SHF:Small:Enabling Efficient Context Switching and Effective Latency Hiding in GPUs
Project runs from 08/01/2016 to 07/31/2019
This project investigates novel ways to enable efficient preemption and effective latency hiding in single-instruction multiple-thread (SIMT) processors such as graphics processing units (GPUs). With the advent of the big data era, there is an increasing demand for data processing. Given their high computational throughput and high memory access bandwidth, GPUs have been widely used, ranging from smartphones, cloud servers, to supercomputers. Although virtualization has been introduced to enable GPUs as shared resource, significant hurdles remain. First, due to the high number of concurrent threads, GPUs have a large context size.
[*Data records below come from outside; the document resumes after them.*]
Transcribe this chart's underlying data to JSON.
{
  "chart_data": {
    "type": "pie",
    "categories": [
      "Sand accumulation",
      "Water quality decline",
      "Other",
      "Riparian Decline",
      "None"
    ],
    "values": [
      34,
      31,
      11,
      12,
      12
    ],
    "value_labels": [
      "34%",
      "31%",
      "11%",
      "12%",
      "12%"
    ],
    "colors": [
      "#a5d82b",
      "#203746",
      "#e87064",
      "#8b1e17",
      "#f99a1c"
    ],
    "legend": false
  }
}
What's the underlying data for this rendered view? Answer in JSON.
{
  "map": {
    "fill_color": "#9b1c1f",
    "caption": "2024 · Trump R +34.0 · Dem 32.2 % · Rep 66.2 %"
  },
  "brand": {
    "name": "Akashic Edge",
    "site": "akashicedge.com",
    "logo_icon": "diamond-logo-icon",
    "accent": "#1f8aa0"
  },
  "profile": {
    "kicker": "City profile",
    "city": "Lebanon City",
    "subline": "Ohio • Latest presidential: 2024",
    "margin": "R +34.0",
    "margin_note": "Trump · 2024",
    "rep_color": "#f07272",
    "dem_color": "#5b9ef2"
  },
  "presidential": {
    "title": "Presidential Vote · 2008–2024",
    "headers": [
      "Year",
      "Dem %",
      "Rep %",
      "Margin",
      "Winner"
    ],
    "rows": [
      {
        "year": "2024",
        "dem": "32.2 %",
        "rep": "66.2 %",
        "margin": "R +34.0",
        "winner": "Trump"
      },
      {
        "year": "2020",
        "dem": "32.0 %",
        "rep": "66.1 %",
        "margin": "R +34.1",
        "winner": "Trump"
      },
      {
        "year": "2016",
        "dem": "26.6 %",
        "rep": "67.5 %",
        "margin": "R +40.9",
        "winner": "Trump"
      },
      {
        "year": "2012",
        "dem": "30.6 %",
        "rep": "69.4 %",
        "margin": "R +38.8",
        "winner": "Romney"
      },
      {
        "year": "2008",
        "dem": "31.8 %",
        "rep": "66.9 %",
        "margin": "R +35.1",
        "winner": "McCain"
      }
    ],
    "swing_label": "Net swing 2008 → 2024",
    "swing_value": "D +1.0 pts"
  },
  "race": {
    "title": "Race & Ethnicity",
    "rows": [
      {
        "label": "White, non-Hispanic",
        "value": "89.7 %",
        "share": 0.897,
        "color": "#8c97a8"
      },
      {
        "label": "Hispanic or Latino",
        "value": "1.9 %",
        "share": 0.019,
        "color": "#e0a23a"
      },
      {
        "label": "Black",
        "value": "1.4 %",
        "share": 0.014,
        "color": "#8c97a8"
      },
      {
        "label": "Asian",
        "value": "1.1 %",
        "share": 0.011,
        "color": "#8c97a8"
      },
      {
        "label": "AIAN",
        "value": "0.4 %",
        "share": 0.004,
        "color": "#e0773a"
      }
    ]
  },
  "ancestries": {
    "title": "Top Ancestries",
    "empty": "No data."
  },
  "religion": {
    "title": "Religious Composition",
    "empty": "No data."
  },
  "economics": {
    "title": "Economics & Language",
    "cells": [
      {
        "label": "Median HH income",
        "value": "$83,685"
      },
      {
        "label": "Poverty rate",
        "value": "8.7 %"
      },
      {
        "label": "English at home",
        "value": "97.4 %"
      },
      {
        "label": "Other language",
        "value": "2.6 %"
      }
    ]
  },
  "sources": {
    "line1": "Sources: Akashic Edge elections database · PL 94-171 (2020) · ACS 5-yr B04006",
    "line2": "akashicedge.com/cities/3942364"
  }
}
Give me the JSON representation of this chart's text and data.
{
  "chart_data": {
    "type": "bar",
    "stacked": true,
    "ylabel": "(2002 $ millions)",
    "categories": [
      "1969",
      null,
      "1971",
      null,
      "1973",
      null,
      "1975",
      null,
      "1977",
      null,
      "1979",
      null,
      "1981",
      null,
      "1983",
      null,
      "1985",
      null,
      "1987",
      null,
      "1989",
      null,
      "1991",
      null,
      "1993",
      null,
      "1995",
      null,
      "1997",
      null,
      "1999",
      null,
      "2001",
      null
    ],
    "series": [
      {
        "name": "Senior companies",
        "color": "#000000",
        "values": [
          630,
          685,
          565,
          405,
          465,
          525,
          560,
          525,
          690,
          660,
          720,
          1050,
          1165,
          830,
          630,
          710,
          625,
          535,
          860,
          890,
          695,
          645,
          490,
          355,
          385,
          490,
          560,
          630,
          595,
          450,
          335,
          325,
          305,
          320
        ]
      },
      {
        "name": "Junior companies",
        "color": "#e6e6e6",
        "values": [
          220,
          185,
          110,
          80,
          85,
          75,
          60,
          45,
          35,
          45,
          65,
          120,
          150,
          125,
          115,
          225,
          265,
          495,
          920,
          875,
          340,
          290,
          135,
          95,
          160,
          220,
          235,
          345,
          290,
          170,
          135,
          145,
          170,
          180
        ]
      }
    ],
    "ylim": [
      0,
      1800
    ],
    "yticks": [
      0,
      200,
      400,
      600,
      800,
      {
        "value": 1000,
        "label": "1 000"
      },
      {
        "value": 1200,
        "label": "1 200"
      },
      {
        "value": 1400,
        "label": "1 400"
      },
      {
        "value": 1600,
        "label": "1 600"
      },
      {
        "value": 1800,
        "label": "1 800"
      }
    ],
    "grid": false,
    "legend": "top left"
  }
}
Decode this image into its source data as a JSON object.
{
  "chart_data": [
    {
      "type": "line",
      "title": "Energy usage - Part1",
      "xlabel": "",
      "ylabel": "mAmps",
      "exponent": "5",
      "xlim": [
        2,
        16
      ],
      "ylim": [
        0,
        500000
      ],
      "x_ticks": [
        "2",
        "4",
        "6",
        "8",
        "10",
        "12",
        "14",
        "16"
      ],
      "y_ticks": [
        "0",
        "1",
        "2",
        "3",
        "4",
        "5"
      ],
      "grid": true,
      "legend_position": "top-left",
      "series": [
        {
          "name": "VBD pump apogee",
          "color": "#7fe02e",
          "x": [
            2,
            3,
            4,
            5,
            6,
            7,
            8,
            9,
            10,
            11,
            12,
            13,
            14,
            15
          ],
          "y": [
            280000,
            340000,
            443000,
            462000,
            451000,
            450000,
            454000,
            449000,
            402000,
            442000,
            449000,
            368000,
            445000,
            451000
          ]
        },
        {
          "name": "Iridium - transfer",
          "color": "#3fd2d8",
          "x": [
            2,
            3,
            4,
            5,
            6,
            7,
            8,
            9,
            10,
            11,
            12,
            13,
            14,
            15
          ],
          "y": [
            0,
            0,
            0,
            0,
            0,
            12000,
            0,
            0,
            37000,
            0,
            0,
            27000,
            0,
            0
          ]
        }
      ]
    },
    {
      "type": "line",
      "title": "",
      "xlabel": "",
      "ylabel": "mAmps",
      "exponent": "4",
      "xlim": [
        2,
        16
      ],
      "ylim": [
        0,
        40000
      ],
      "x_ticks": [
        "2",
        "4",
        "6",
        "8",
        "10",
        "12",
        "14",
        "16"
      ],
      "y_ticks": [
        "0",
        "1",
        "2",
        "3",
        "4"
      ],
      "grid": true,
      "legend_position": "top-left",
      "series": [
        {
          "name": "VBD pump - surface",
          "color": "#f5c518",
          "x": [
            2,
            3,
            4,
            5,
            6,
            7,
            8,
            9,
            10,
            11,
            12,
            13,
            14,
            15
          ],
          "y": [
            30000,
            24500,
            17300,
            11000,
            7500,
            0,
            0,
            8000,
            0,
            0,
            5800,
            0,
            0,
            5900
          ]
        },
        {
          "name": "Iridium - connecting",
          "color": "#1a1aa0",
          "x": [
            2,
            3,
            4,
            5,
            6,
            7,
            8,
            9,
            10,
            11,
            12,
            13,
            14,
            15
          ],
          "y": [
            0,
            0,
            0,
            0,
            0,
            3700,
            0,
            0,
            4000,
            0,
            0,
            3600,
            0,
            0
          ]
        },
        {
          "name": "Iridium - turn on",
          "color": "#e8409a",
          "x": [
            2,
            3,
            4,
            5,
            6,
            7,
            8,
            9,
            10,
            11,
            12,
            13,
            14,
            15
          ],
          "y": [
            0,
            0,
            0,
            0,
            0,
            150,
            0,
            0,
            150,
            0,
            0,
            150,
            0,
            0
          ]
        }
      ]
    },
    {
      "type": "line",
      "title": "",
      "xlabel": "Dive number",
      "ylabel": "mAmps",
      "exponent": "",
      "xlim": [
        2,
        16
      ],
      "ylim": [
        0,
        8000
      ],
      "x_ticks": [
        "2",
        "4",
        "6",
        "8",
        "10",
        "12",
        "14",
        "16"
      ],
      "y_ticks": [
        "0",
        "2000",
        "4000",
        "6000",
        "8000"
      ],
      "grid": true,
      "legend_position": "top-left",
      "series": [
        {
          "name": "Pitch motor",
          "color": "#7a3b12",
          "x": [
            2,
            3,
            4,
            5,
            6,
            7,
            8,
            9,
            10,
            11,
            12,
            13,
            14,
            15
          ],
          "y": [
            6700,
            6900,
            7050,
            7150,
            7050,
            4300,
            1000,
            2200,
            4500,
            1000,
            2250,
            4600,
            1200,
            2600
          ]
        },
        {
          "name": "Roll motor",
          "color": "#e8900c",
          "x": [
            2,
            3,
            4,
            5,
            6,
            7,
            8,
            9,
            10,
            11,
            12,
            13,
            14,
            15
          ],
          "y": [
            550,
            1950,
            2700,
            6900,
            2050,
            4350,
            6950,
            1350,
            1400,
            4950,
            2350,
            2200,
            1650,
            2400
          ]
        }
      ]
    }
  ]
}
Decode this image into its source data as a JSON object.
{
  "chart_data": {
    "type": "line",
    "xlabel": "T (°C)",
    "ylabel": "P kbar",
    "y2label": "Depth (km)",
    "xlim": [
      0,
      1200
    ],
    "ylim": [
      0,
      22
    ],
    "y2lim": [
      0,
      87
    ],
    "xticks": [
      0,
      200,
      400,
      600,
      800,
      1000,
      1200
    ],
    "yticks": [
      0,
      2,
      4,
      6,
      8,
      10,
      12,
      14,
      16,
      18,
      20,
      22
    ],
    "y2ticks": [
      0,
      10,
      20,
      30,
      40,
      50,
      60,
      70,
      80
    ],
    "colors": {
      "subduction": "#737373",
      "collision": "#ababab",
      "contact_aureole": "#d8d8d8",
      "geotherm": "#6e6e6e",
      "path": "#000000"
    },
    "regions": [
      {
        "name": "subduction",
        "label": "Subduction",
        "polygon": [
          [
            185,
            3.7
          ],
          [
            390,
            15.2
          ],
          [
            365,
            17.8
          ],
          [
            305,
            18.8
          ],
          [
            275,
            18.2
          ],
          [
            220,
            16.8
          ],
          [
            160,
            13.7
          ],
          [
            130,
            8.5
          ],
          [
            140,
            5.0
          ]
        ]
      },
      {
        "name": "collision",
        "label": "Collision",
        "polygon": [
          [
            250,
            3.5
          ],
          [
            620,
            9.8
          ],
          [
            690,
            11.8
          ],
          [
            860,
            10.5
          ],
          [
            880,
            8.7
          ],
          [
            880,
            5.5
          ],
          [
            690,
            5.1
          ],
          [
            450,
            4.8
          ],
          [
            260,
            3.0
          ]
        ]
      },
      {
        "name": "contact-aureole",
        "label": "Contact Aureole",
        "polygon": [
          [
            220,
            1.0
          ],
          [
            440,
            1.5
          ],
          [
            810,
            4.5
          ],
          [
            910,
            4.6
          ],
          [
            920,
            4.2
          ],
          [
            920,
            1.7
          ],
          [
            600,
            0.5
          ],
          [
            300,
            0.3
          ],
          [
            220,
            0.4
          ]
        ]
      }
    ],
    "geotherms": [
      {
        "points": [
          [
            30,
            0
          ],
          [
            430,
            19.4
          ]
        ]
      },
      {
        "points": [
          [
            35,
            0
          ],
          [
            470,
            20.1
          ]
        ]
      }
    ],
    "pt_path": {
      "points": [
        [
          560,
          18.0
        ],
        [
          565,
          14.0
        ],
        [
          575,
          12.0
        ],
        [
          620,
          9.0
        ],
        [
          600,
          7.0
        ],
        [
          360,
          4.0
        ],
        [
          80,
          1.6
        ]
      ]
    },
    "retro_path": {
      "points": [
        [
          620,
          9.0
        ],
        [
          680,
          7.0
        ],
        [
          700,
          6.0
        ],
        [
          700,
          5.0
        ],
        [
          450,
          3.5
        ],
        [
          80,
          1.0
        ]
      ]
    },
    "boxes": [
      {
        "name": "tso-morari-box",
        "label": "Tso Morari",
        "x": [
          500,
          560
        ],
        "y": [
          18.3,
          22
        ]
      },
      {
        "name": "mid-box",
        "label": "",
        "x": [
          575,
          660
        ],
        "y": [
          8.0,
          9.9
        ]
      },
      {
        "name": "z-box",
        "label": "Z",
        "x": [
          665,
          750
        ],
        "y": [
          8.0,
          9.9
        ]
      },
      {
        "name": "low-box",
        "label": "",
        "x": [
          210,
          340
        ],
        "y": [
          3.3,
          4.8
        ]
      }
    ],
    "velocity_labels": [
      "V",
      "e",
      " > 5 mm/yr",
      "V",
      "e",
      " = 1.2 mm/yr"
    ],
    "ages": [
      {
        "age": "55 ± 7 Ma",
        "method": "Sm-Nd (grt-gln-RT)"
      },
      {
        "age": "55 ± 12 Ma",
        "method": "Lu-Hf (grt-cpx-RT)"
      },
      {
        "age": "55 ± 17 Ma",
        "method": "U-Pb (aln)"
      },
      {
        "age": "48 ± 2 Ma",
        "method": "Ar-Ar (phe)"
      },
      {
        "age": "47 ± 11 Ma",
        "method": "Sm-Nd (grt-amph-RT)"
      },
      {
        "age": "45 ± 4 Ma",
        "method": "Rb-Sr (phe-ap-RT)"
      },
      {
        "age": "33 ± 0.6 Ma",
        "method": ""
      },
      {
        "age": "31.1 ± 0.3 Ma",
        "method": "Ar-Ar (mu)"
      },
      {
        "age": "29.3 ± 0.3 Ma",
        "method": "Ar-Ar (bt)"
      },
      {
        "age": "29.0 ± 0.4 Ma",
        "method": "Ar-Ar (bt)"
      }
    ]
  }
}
Consequently, state-of-art GPUs resort to techniques like draining to complete the actively running threads before context switching. This may incur significant delay and fail the required quality of service (QoS). Second, it is very common that applications fail to fully utilize the computational resource and achieve the peak performance. There are two fundamental reasons. (a) Each thread requires a non-trivial amount of resource. Therefore, only a limited number of threads can run concurrently even if applications themselves have abundant thread-level parallelism. Without a sufficiently high number of threads, the latency hiding capability of fine-grain multithreading is severely impaired. (b) Long latency operations, off-chip memory accesses in particular, need a very high number of concurrent threads to hide their latency. The on-chip resources, however, cannot accommodate such large numbers of concurrent threads.